No entanto, quando há a predominância da corrupção, inerente ao funcionamento do povo, isso deve proliferar a ignorância e propiciar a estupidez no grupo. Isso promove a vulnerabilidade e é possível que um tirano se aproveite para se apossar do comando. O grande perigo da tirania é quando vem embalada em palavras doces e promessas de bondade. Aproveitando-se da ocasião o líder tirano ocupa espaço. O sucesso no domínio dos governantes está na incapacidade de pensar da nação. Infiltrando-se lentamente o opressor ganha espaço na estupidez, que se configura na ignorância que podemos conservar sobre nossa própria ignorância.
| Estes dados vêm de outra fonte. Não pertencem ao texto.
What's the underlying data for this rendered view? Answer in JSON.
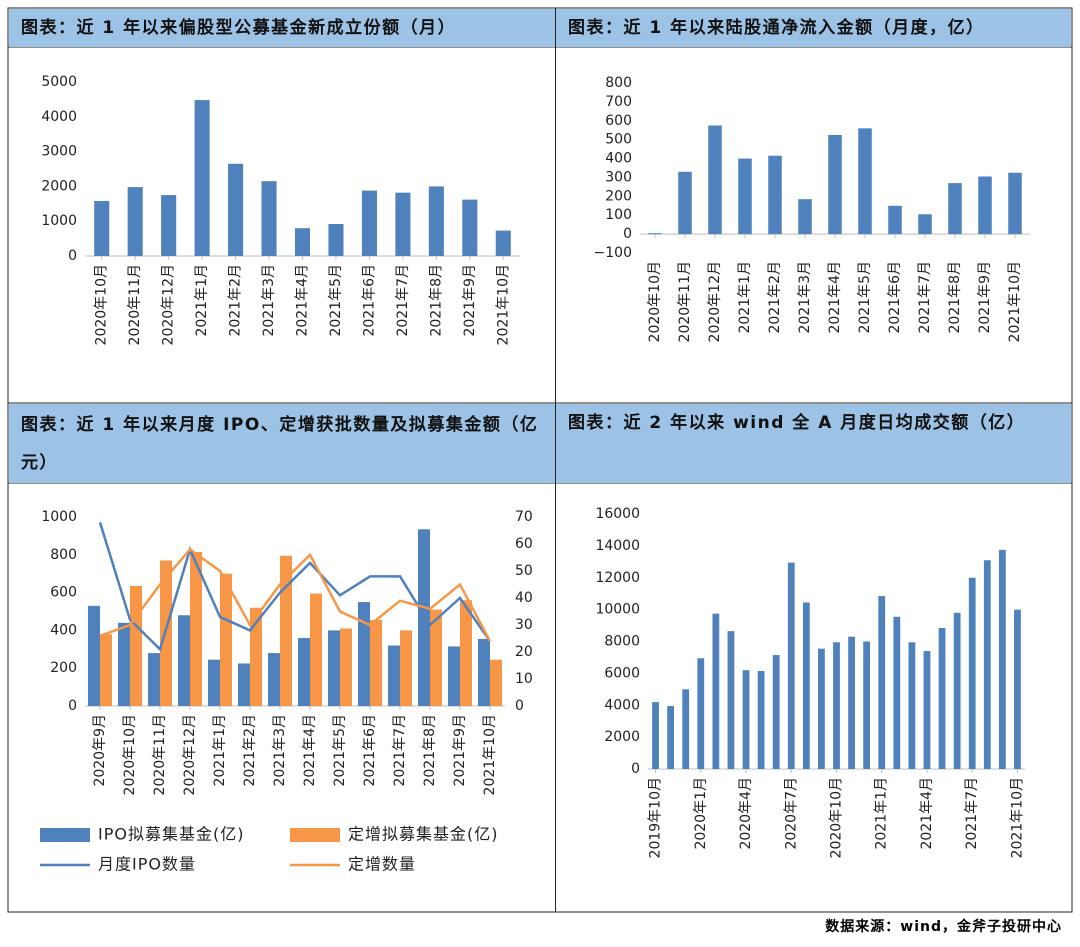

O tirano deve se aproveitar da dificuldade de introdução da verdade nos grupos, que são mantidos pelas ilusões, pois se sustentam unido justamente por emoções fortes que obstruem a tomada de consciência. Mantém um discurso ambíguo, onde, quando fala algo, diz seu contrário. O opressor toma o poder a partir dos menos favorecidos, com discursos sedutores que vão de encontro com a necessidade dos mais fragilizados.


BION, Wilfred. R. Experiências com Grupos. Rio de janeiro, Imago, 1961 (1948).
FREUD. S. ALÉM DO PRINCÍPIO DO PRAZER Rio de janeiro, Imago, 1920.
_______.PSICOLOGIA DE GRUPO E A ANÁLISE DO EGO. Rio de janeiro, Imago, 1921.
MARTINO, Renato Dias. O Livro do Desapego, 1. ed. São José do Rio Preto, SP: Vitrine Literária Editora, 2015.